O educador, que preferiu não se identificar, sofreu ferimentos no rosto e na orelha e nega a acusação de assédio, alegando ser vítima de uma campanha de difamação. A Secretaria de Estado da Educação informou que acompanha o caso e que os fatos serão apurados.

Segundo o relato do professor à NDTV Record, ele foi abordado por um homem que o questionou sobre seu nome e a disciplina que lecionava. Após a confirmação, o suspeito o acusou de assediar a criança e iniciou as agressões físicas.
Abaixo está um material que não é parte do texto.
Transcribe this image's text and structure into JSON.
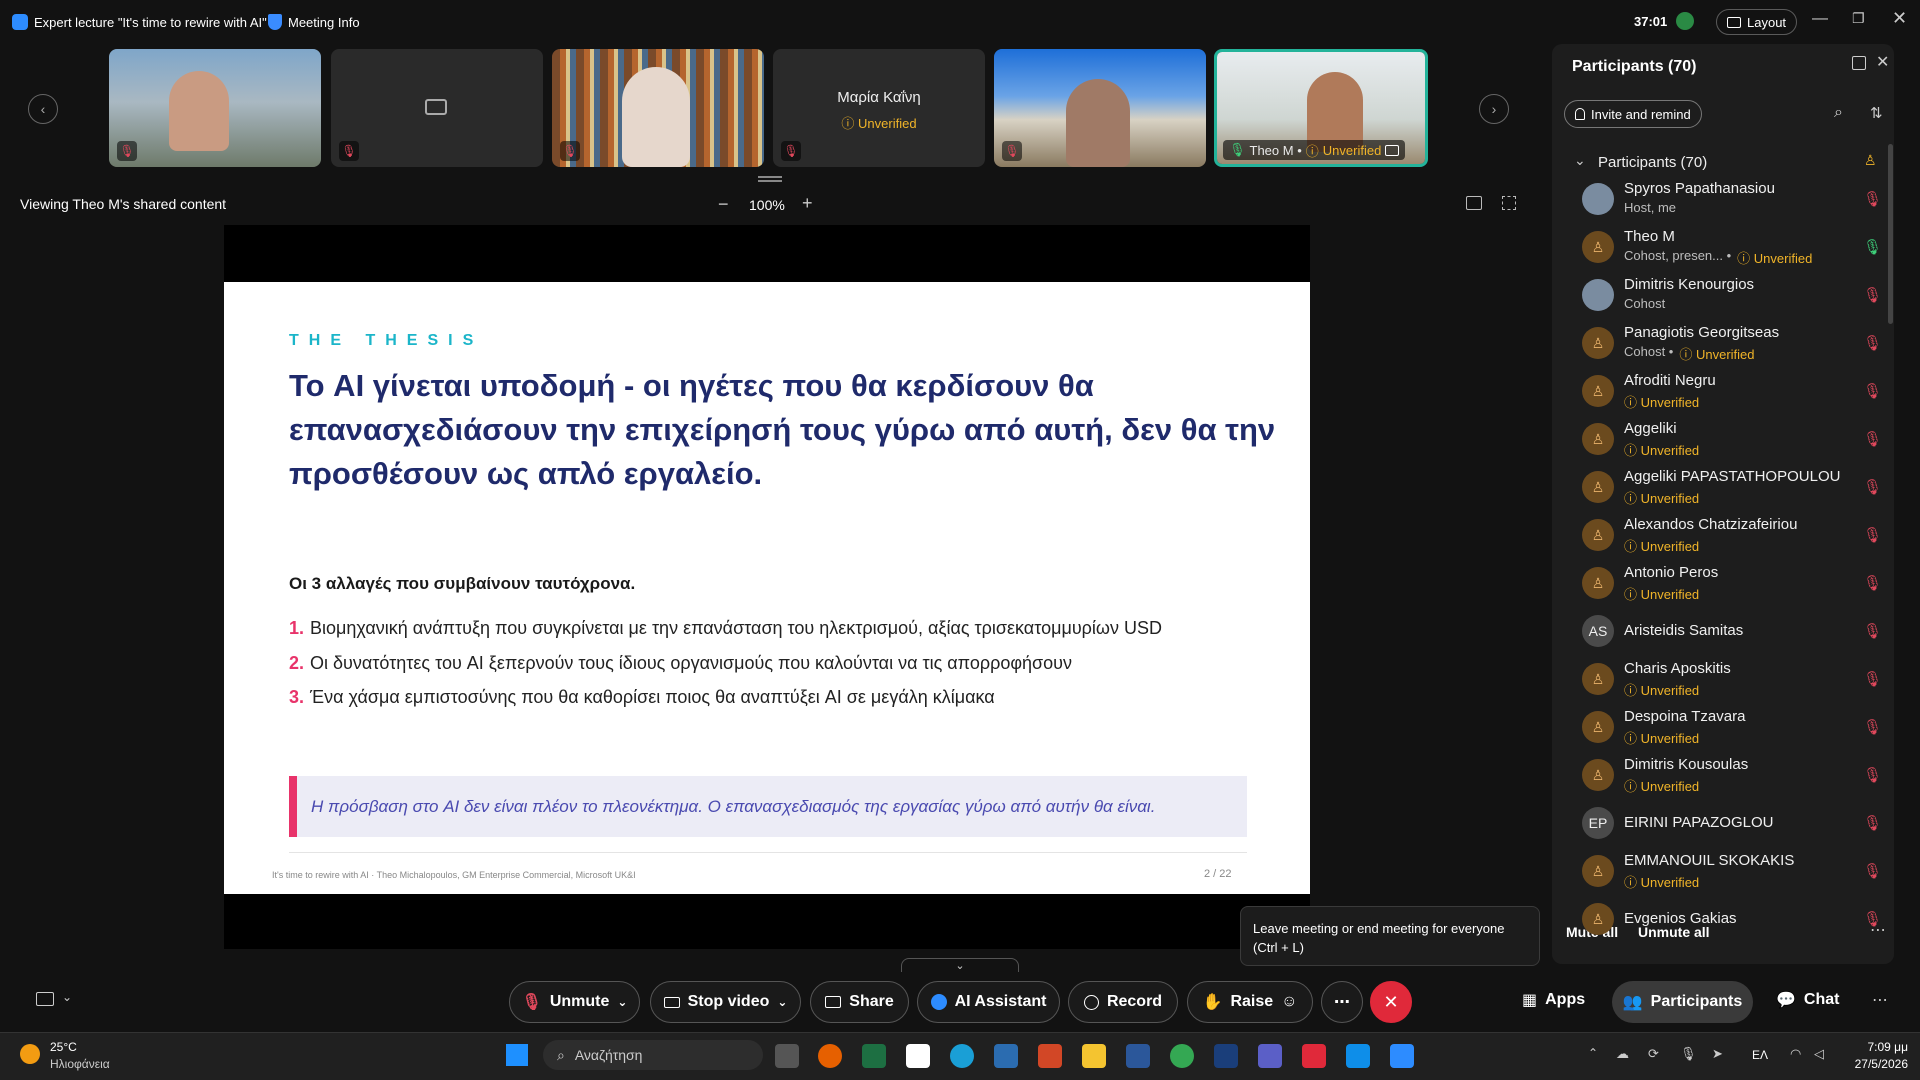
{
  "topbar": {
    "title": "Expert lecture \"It's time to rewire with AI\"",
    "meeting_info": "Meeting Info",
    "timer": "37:01",
    "layout": "Layout"
  },
  "thumbnails": [
    {
      "kind": "video",
      "name": ""
    },
    {
      "kind": "video-off",
      "name": ""
    },
    {
      "kind": "video",
      "name": ""
    },
    {
      "kind": "name",
      "name": "Μαρία Καΐνη",
      "status": "Unverified"
    },
    {
      "kind": "video",
      "name": ""
    },
    {
      "kind": "video",
      "name": "Theo M •",
      "status": "Unverified"
    }
  ],
  "share": {
    "viewing": "Viewing Theo M's shared content",
    "zoom": "100%"
  },
  "slide": {
    "kicker": "THE THESIS",
    "headline": "Το AI γίνεται υποδομή - οι ηγέτες που θα κερδίσουν θα επανασχεδιάσουν την επιχείρησή τους γύρω από αυτή, δεν θα την προσθέσουν ως απλό εργαλείο.",
    "subhead": "Οι 3 αλλαγές που συμβαίνουν ταυτόχρονα.",
    "items": [
      {
        "n": "1.",
        "text": "Βιομηχανική ανάπτυξη που συγκρίνεται με την επανάσταση του ηλεκτρισμού, αξίας τρισεκατομμυρίων USD"
      },
      {
        "n": "2.",
        "text": "Οι δυνατότητες του AI ξεπερνούν τους ίδιους οργανισμούς που καλούνται να τις απορροφήσουν"
      },
      {
        "n": "3.",
        "text": "Ένα χάσμα εμπιστοσύνης που θα καθορίσει ποιος θα αναπτύξει AI σε μεγάλη κλίμακα"
      }
    ],
    "quote": "Η πρόσβαση στο AI δεν είναι πλέον το πλεονέκτημα. Ο επανασχεδιασμός της εργασίας γύρω από αυτήν θα είναι.",
    "footer_left": "It's time to rewire with AI  ·  Theo Michalopoulos, GM Enterprise Commercial, Microsoft UK&I",
    "page": "2 / 22"
  },
  "panel": {
    "title": "Participants (70)",
    "invite": "Invite and remind",
    "section": "Participants (70)",
    "mute_all": "Mute all",
    "unmute_all": "Unmute all",
    "people": [
      {
        "name": "Spyros Papathanasiou",
        "sub": "Host, me",
        "unv": "",
        "initials": "",
        "mic": "off"
      },
      {
        "name": "Theo M",
        "sub": "Cohost, presen... •",
        "unv": "Unverified",
        "initials": "",
        "mic": "on"
      },
      {
        "name": "Dimitris Kenourgios",
        "sub": "Cohost",
        "unv": "",
        "initials": "",
        "mic": "off"
      },
      {
        "name": "Panagiotis Georgitseas",
        "sub": "Cohost •",
        "unv": "Unverified",
        "initials": "",
        "mic": "off"
      },
      {
        "name": "Afroditi Negru",
        "sub": "",
        "unv": "Unverified",
        "initials": "",
        "mic": "off"
      },
      {
        "name": "Aggeliki",
        "sub": "",
        "unv": "Unverified",
        "initials": "",
        "mic": "off"
      },
      {
        "name": "Aggeliki PAPASTATHOPOULOU",
        "sub": "",
        "unv": "Unverified",
        "initials": "",
        "mic": "off"
      },
      {
        "name": "Alexandos Chatzizafeiriou",
        "sub": "",
        "unv": "Unverified",
        "initials": "",
        "mic": "off"
      },
      {
        "name": "Antonio Peros",
        "sub": "",
        "unv": "Unverified",
        "initials": "",
        "mic": "off"
      },
      {
        "name": "Aristeidis Samitas",
        "sub": "",
        "unv": "",
        "initials": "AS",
        "mic": "off"
      },
      {
        "name": "Charis Aposkitis",
        "sub": "",
        "unv": "Unverified",
        "initials": "",
        "mic": "off"
      },
      {
        "name": "Despoina Tzavara",
        "sub": "",
        "unv": "Unverified",
        "initials": "",
        "mic": "off"
      },
      {
        "name": "Dimitris Kousoulas",
        "sub": "",
        "unv": "Unverified",
        "initials": "",
        "mic": "off"
      },
      {
        "name": "EIRINI PAPAZOGLOU",
        "sub": "",
        "unv": "",
        "initials": "EP",
        "mic": "off"
      },
      {
        "name": "EMMANOUIL SKOKAKIS",
        "sub": "",
        "unv": "Unverified",
        "initials": "",
        "mic": "off"
      },
      {
        "name": "Evgenios Gakias",
        "sub": "",
        "unv": "",
        "initials": "",
        "mic": "off"
      }
    ]
  },
  "tooltip": "Leave meeting or end meeting for everyone (Ctrl + L)",
  "controls": {
    "unmute": "Unmute",
    "stop_video": "Stop video",
    "share": "Share",
    "ai": "AI Assistant",
    "record": "Record",
    "raise": "Raise",
    "apps": "Apps",
    "participants": "Participants",
    "chat": "Chat"
  },
  "taskbar": {
    "temp": "25°C",
    "weather": "Ηλιοφάνεια",
    "search": "Αναζήτηση",
    "lang": "ΕΛ",
    "time": "7:09 μμ",
    "date": "27/5/2026"
  },
  "colors": {
    "accent": "#1bb5c9",
    "headline": "#1f2a6b",
    "pink": "#e8336a",
    "unverified": "#f0b429",
    "end": "#e0293a"
  }
}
“Ele perguntou meu nome, minha disciplina, e eu confirmei. Ele disse que o sobrinho chegou em casa chorando, dizendo que eu teria cometido assédio contra o menino. Eu disse que era um absurdo, pedi que entrássemos na escola, e ele me deu o primeiro soco. Eu me virei para fugir, ele me acertou o segundo soco na orelha, e eu caí no chão”, afirmou.

Conforme a PMSC (Polícia Militar de Santa Catarina), o pai do estudante tem passagens policiais por ameaça, dano, perseguição e difamação. Logo após a agressão, o homem saiu do local e não foi encontrado pelos policiais.

Pai diz ter reagido após ligação do filho

Manoel relatou que a agressão foi motivada por uma ligação do filho, que teria ocorrido na manhã do mesmo dia.

“Meu filho me ligou em pânico, chorando, dizendo que o professor encostou nele com as partes íntimas. Eu sou pai, moro a poucos metros da escola e não ia deixar isso passar. Quando vi ele na rua, fui tirar satisfação. Os ânimos se alteraram, brigamos. Professor nenhum toca no meu filho”, afirmou o pescador.

Professor nega acusações e fala em perseguição

O professor, por sua vez, negou categoricamente as acusações e afirmou estar sendo alvo de uma trama que mistura perseguição pessoal e política.

“São mentiras. Tenho como testemunhas professoras que trabalham dentro da sala de aula comigo, mães que já me confiaram o cuidado de seus filhos, inúmeros outros colegas de trabalho que me conhecem há anos e sabem que eu jamais realizaria este absurdo. O que está sendo criado é um conjunto de mentiras a meu respeito”, afirma.

Ele também demonstrou preocupação com a repercussão do caso:

“Tenho medo. Mesmo sendo falsas, as acusações geram ódio em quem não conhece os fatos. Estou sendo perseguido por questões ideológicas.”

Secretaria de Educação vai investigar o caso

Em nota oficial, a SED (Secretaria de Estado da Educação) informou que está acompanhando o caso e que a agressão, bem como as denúncias que a motivaram, serão apuradas com rigor.

A pasta afirmou que já tomou medidas iniciais e garantiu que todas as providências legais e administrativas cabíveis serão adotadas, respeitando o devido processo e os direitos de todas as partes envolvidas.